Now here's a way to force ISPs into monitoring network traffic: make them pay for its subscribing pirates. The Performance Rights Society (PRS) for Music, a UK firm collecting royalties for the music industry, is proposing just that--make the ISPs pay compensation to the music industry.
The proposal comes in a published recommendation entitled "Moving Digital Britain Forward Without Leaving Creative Britain Behind," written by PRS economist Will Page. The published paper didn't specify actual dollar amounts, however the resulting funds would be paid to the state or the music right holders. Fees would also adjust in proportion to piracy levels.
But UK ISP Talktalk didn't take too kindly to the "recommendations," saying it's "profoundly unfair" to make ISPs pay for subscriber actions. The company provided an example, saying that it would be like making a bus company responsible for shoplifters who use their buses to get to the shops.
"It would require monitoring of traffic and this has huge implications in respect of directives on privacy and data retention," a company representative said. "[Enforcement] is futile since people will switch to undetectable methods e.g. encrypted services, streaming."

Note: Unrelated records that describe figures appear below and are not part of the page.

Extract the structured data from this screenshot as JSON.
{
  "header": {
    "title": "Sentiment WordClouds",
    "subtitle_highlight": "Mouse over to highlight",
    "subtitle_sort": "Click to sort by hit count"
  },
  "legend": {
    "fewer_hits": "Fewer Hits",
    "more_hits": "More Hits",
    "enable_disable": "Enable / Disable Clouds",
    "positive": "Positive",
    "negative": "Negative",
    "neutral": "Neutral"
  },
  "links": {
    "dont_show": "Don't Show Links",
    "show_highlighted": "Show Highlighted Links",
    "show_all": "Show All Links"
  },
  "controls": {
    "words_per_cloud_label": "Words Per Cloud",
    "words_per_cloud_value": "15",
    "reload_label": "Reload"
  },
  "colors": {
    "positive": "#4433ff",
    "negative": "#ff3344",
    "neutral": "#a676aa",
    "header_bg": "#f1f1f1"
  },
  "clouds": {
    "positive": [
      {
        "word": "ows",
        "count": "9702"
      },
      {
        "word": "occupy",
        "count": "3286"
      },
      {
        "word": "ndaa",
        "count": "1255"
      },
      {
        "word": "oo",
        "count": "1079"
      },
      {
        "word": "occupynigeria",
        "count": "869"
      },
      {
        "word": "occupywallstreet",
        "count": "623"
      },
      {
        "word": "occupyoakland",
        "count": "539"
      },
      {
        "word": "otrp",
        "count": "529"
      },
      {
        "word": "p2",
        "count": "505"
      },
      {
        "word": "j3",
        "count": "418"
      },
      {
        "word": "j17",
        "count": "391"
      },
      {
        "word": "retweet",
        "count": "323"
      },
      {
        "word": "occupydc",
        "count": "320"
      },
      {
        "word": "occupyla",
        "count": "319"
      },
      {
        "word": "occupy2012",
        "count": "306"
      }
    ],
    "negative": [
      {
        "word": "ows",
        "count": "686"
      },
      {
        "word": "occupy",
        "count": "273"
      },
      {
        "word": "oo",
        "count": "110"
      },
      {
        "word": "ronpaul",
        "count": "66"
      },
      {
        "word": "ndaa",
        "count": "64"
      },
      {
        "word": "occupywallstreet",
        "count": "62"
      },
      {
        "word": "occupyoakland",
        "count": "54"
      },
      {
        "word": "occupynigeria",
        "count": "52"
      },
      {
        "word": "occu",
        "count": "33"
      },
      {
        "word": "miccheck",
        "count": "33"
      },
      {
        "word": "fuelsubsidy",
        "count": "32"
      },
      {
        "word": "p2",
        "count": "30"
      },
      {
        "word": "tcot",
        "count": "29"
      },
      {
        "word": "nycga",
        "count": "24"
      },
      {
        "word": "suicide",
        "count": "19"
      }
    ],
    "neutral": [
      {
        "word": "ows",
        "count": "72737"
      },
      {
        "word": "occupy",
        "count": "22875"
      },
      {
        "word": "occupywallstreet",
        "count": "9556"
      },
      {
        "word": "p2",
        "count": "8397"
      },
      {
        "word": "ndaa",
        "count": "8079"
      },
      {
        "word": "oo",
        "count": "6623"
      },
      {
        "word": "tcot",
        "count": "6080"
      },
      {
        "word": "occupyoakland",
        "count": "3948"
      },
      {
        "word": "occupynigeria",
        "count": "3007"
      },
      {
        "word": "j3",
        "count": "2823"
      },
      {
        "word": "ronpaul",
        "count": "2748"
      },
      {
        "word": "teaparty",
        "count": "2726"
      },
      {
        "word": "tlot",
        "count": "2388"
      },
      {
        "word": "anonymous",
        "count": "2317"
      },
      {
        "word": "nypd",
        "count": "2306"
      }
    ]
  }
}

The rep also said that it's not up to the company to dictate to paying customers on how to control their piracy tendencies. In fact, it was recommended that both the music and film industry develop a new business model that encourages consumers to legally acquire and purchase content.
But Will Page seems convinced that his recommendations will work in the overall scheme to reduce piracy. "What's ironic to me is that there are lot of players in the game who have a foot in both camps--who own connectivity industries and have invested heavily in intellectual property rights," he said. "I think they'll find this contribution both insightful and long overdue."